You've decided to try therapy. Maybe you've seen it in films: breakthrough moments, tears, revelation. You're ready for transformation.
Then you show up and spend twenty minutes talking about your week and wondering if this is actually doing anything.
Here's what therapy is really like.
It's Often Boring
Real talk: many therapy sessions are mundane. You talk about your day, your thoughts, small interactions. There's no dramatic music, no sudden epiphanies.
This doesn't mean it's not working. Research on psychotherapy outcomes shows that change happens in the accumulation of small moments, not just in breakthroughs. The boring sessions are often where the real work happens.
Progress Isn't Linear
You'll have weeks where you feel worse, not better. You'll revisit the same issues repeatedly. You'll wonder if you're just wasting money talking about the same things.
This is normal. Studies on therapy trajectories confirm that healing isn't a straight line up. It's more like a squiggle that generally trends upward over time. Bad weeks don't mean therapy isn't working.
It Takes Time to Find the Right Fit
Your first therapist might not be your person. That's okay. Research by Bruce Wampold and others shows the therapeutic relationship matters more than the specific approach. If something feels off after a few sessions, it's okay to try someone else.
Questions to consider:
- Do you feel heard and understood?
- Can you be honest with this person?
- Do you feel judged or accepted?
- Does something feel "off" that you can't explain?

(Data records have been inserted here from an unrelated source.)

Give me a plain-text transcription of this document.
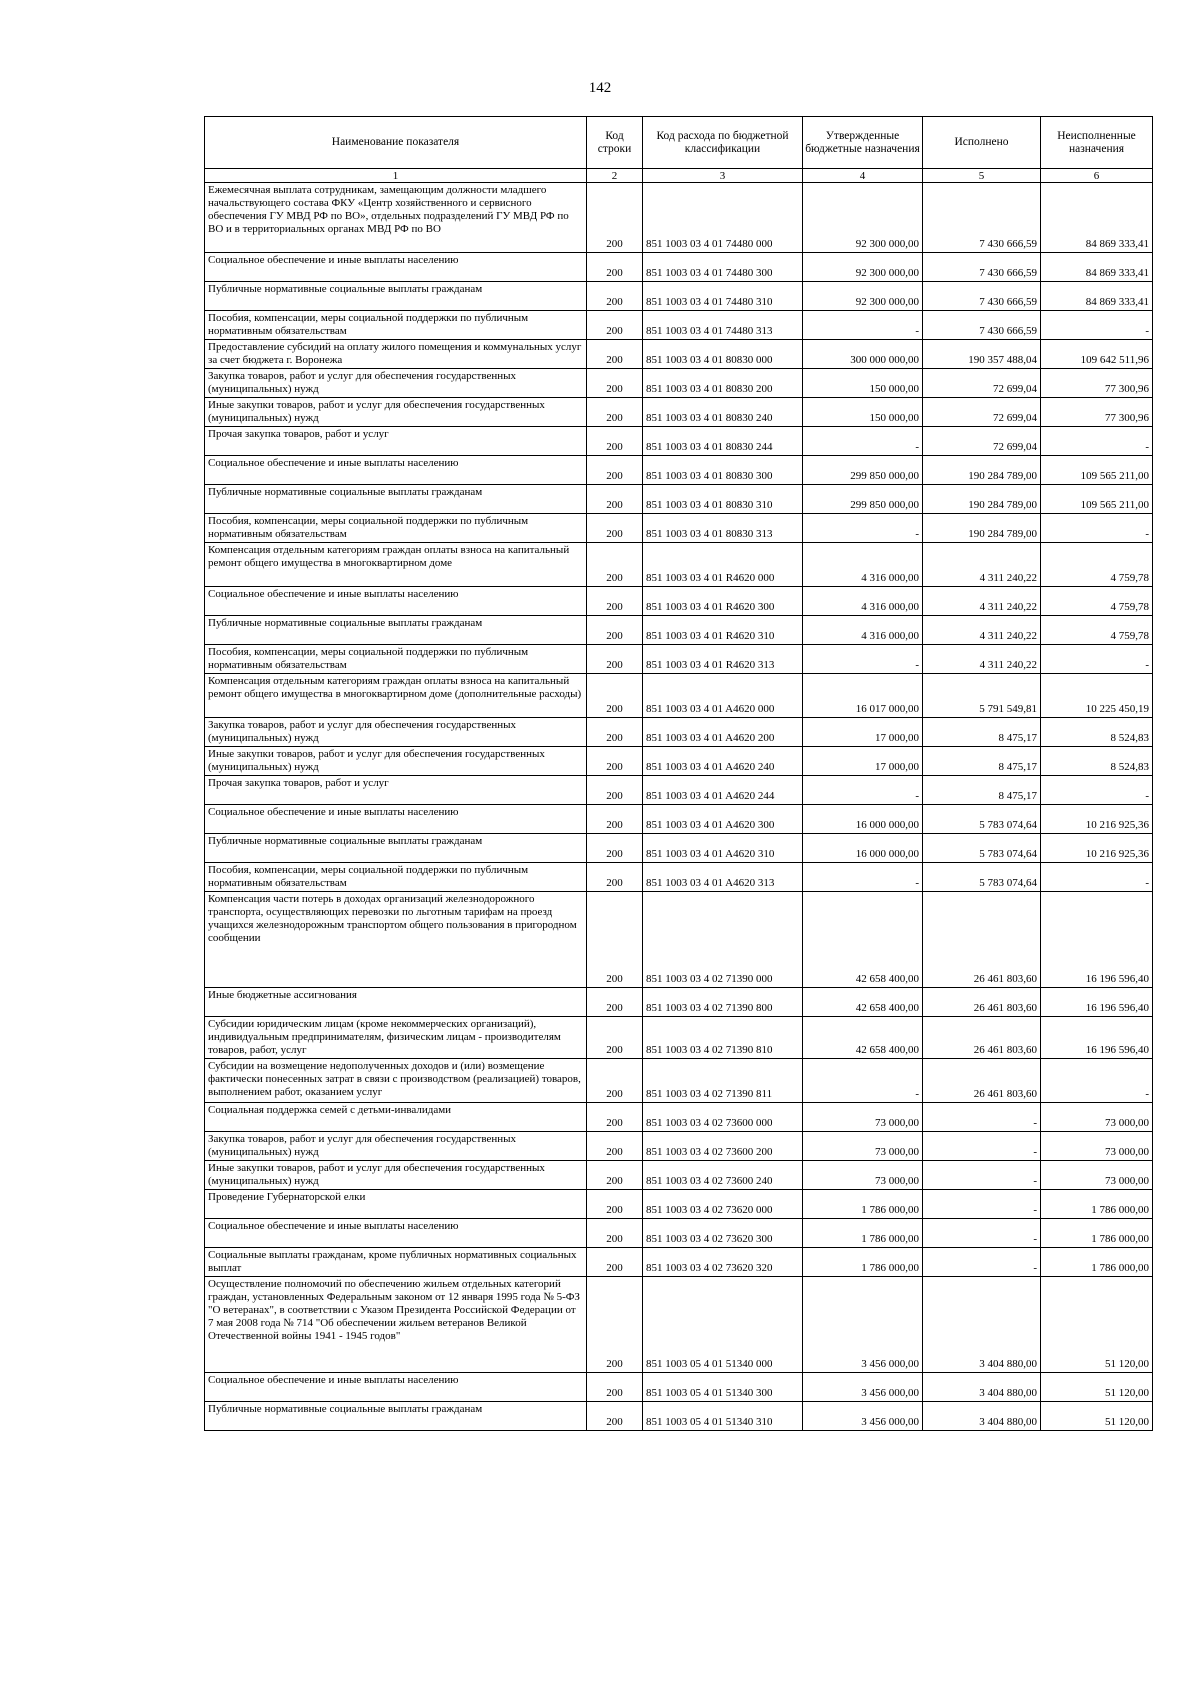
142
Наименование показателя	Код строки	Код расхода по бюджетной классификации	Утвержденные бюджетные назначения	Исполнено	Неисполненные назначения
1	2	3	4	5	6
Ежемесячная выплата сотрудникам, замещающим должности младшего начальствующего состава ФКУ «Центр хозяйственного и сервисного обеспечения ГУ МВД РФ по ВО», отдельных подразделений ГУ МВД РФ по ВО и в территориальных органах МВД РФ по ВО	200	851 1003 03 4 01 74480 000	92 300 000,00	7 430 666,59	84 869 333,41
Социальное обеспечение и иные выплаты населению	200	851 1003 03 4 01 74480 300	92 300 000,00	7 430 666,59	84 869 333,41
Публичные нормативные социальные выплаты гражданам	200	851 1003 03 4 01 74480 310	92 300 000,00	7 430 666,59	84 869 333,41
Пособия, компенсации, меры социальной поддержки по публичным нормативным обязательствам	200	851 1003 03 4 01 74480 313	-	7 430 666,59	-
Предоставление субсидий на оплату жилого помещения и коммунальных услуг за счет бюджета г. Воронежа	200	851 1003 03 4 01 80830 000	300 000 000,00	190 357 488,04	109 642 511,96
Закупка товаров, работ и услуг для обеспечения государственных (муниципальных) нужд	200	851 1003 03 4 01 80830 200	150 000,00	72 699,04	77 300,96
Иные закупки товаров, работ и услуг для обеспечения государственных (муниципальных) нужд	200	851 1003 03 4 01 80830 240	150 000,00	72 699,04	77 300,96
Прочая закупка товаров, работ и услуг	200	851 1003 03 4 01 80830 244	-	72 699,04	-
Социальное обеспечение и иные выплаты населению	200	851 1003 03 4 01 80830 300	299 850 000,00	190 284 789,00	109 565 211,00
Публичные нормативные социальные выплаты гражданам	200	851 1003 03 4 01 80830 310	299 850 000,00	190 284 789,00	109 565 211,00
Пособия, компенсации, меры социальной поддержки по публичным нормативным обязательствам	200	851 1003 03 4 01 80830 313	-	190 284 789,00	-
Компенсация отдельным категориям граждан оплаты взноса на капитальный ремонт общего имущества в многоквартирном доме	200	851 1003 03 4 01 R4620 000	4 316 000,00	4 311 240,22	4 759,78
Социальное обеспечение и иные выплаты населению	200	851 1003 03 4 01 R4620 300	4 316 000,00	4 311 240,22	4 759,78
Публичные нормативные социальные выплаты гражданам	200	851 1003 03 4 01 R4620 310	4 316 000,00	4 311 240,22	4 759,78
Пособия, компенсации, меры социальной поддержки по публичным нормативным обязательствам	200	851 1003 03 4 01 R4620 313	-	4 311 240,22	-
Компенсация отдельным категориям граждан оплаты взноса на капитальный ремонт общего имущества в многоквартирном доме (дополнительные расходы)	200	851 1003 03 4 01 A4620 000	16 017 000,00	5 791 549,81	10 225 450,19
Закупка товаров, работ и услуг для обеспечения государственных (муниципальных) нужд	200	851 1003 03 4 01 A4620 200	17 000,00	8 475,17	8 524,83
Иные закупки товаров, работ и услуг для обеспечения государственных (муниципальных) нужд	200	851 1003 03 4 01 A4620 240	17 000,00	8 475,17	8 524,83
Прочая закупка товаров, работ и услуг	200	851 1003 03 4 01 A4620 244	-	8 475,17	-
Социальное обеспечение и иные выплаты населению	200	851 1003 03 4 01 A4620 300	16 000 000,00	5 783 074,64	10 216 925,36
Публичные нормативные социальные выплаты гражданам	200	851 1003 03 4 01 A4620 310	16 000 000,00	5 783 074,64	10 216 925,36
Пособия, компенсации, меры социальной поддержки по публичным нормативным обязательствам	200	851 1003 03 4 01 A4620 313	-	5 783 074,64	-
Компенсация части потерь в доходах организаций железнодорожного транспорта, осуществляющих перевозки по льготным тарифам на проезд учащихся железнодорожным транспортом общего пользования в пригородном сообщении	200	851 1003 03 4 02 71390 000	42 658 400,00	26 461 803,60	16 196 596,40
Иные бюджетные ассигнования	200	851 1003 03 4 02 71390 800	42 658 400,00	26 461 803,60	16 196 596,40
Субсидии юридическим лицам (кроме некоммерческих организаций), индивидуальным предпринимателям, физическим лицам - производителям товаров, работ, услуг	200	851 1003 03 4 02 71390 810	42 658 400,00	26 461 803,60	16 196 596,40
Субсидии на возмещение недополученных доходов и (или) возмещение фактически понесенных затрат в связи с производством (реализацией) товаров, выполнением работ, оказанием услуг	200	851 1003 03 4 02 71390 811	-	26 461 803,60	-
Социальная поддержка семей с детьми-инвалидами	200	851 1003 03 4 02 73600 000	73 000,00	-	73 000,00
Закупка товаров, работ и услуг для обеспечения государственных (муниципальных) нужд	200	851 1003 03 4 02 73600 200	73 000,00	-	73 000,00
Иные закупки товаров, работ и услуг для обеспечения государственных (муниципальных) нужд	200	851 1003 03 4 02 73600 240	73 000,00	-	73 000,00
Проведение Губернаторской елки	200	851 1003 03 4 02 73620 000	1 786 000,00	-	1 786 000,00
Социальное обеспечение и иные выплаты населению	200	851 1003 03 4 02 73620 300	1 786 000,00	-	1 786 000,00
Социальные выплаты гражданам, кроме публичных нормативных социальных выплат	200	851 1003 03 4 02 73620 320	1 786 000,00	-	1 786 000,00
Осуществление полномочий по обеспечению жильем отдельных категорий граждан, установленных Федеральным законом от 12 января 1995 года № 5-ФЗ "О ветеранах", в соответствии с Указом Президента Российской Федерации от 7 мая 2008 года № 714 "Об обеспечении жильем ветеранов Великой Отечественной войны 1941 - 1945 годов"	200	851 1003 05 4 01 51340 000	3 456 000,00	3 404 880,00	51 120,00
Социальное обеспечение и иные выплаты населению	200	851 1003 05 4 01 51340 300	3 456 000,00	3 404 880,00	51 120,00
Публичные нормативные социальные выплаты гражданам	200	851 1003 05 4 01 51340 310	3 456 000,00	3 404 880,00	51 120,00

For guidance on this process, see our guide on finding a therapist.
You Have to Do the Work
Therapy isn't done to you — it's done with you. The hour you spend in session is just the beginning. The real change happens in the other 167 hours of the week.
This might mean:
- Trying new behaviours between sessions
- Noticing patterns in real-time
- Having uncomfortable conversations
- Sitting with difficult feelings instead of avoiding them
If you're working on managing anxiety or regulating emotions, the skills you learn need practice outside the therapy room.
It Can Get Worse Before It Gets Better
When you start examining things you've been avoiding, it stirs stuff up. You might feel more anxious, more sad, more angry for a while. Clinical research calls this "therapeutic regression" and it's a sign that you're actually doing the work.
If you're dealing with trauma, this phase can be particularly intense. That's normal.
What Therapy Won't Do
Therapy won't:
- Give you all the answers
- Fix you immediately
- Work without your participation
- Replace medication if you need it
- Make difficult situations disappear
What it will do is give you tools, insight, and a space to figure things out. The rest is up to you.
It's not magic. It's work. But it can be life-changing work if you stick with it.